В храме на него тоже никто не обратил внимания. Он обошел иконы и встал в уголок. Заканчивались часы, прошел, размахивая кадилом, диакон. «Всех, говорят, расстреляли!» – прошептал кто-то рядом. Он повертел головой, увидел двух женщин. «И царских деток тоже?» – не поверила вторая. И тут же заговорили о ценах на хлеб. Из алтаря раздался голос знакомого старого священника, который приходил к ним однажды служить в Ипатьевский дом.

Когда началось причащение, он сложил руки и придвинулся вместе с остальными поближе к чаше. Причастников было немного, и он вскоре оказался возле того батюшки. «Причащается раб Божий…» – пропел батюшка, глядя в чашу.

– Алексий, – произнес он тихо, принимая причастие.

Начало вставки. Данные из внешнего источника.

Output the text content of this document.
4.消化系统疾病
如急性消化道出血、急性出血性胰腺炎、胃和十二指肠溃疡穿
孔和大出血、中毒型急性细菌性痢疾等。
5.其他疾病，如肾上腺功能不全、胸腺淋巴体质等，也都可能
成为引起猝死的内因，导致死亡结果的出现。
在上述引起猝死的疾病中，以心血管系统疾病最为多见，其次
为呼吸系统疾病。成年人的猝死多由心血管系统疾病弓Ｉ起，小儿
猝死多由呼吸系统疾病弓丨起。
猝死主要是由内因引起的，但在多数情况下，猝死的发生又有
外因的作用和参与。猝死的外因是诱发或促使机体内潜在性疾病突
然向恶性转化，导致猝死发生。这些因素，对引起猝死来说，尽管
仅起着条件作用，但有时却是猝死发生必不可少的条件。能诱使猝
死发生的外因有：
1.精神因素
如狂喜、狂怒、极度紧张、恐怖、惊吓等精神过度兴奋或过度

Батюшка поднял глаза – и увидел его в забрызганной кровью одежде. Лжица в руках затряслась, и батюшка чуть не выронил ее: «Алексий… Раб Божий Алексий…»

Быстро шепнул что-то диакону, диакон его тоже увидел и, едва дав поцеловать край чаши, увел в понамарку. Остальные ничего не заметили.

В понамарке, после целования креста, он стал виден уже всем. И старому алтарнику, и пономарю, который от ужаса сжал себе рот ладонью.

– Клянитесь, – сказал батюшка, подняв напрестольное Евангелие, – клянитесь, что ничего не видели!

Потом наедине он рассказал батюшке свою историю, умолчав, правда, о звезде.

– Прятать вас я не могу, сами дрожим, – говорил священник плачущим голосом. – К тому же видели вас уже здесь. Хоть клялись, а клятва сегодня на Руси и пятака не стоит. Батюшке вашему, упокой Господь душу его, тоже клялись и присягали… Так что уходить вам надо. Кто вы есть, никому не сказывайте, никому! Говорите, коли спросят: сиротка убогий, родителей не помню. Одежку вам сменим, хлеба с собой дадим. И пирога тоже дадим, со вчерашних именин отца дьякона осталось. И идите с Богом, авось Господь вас и дальше сохранит.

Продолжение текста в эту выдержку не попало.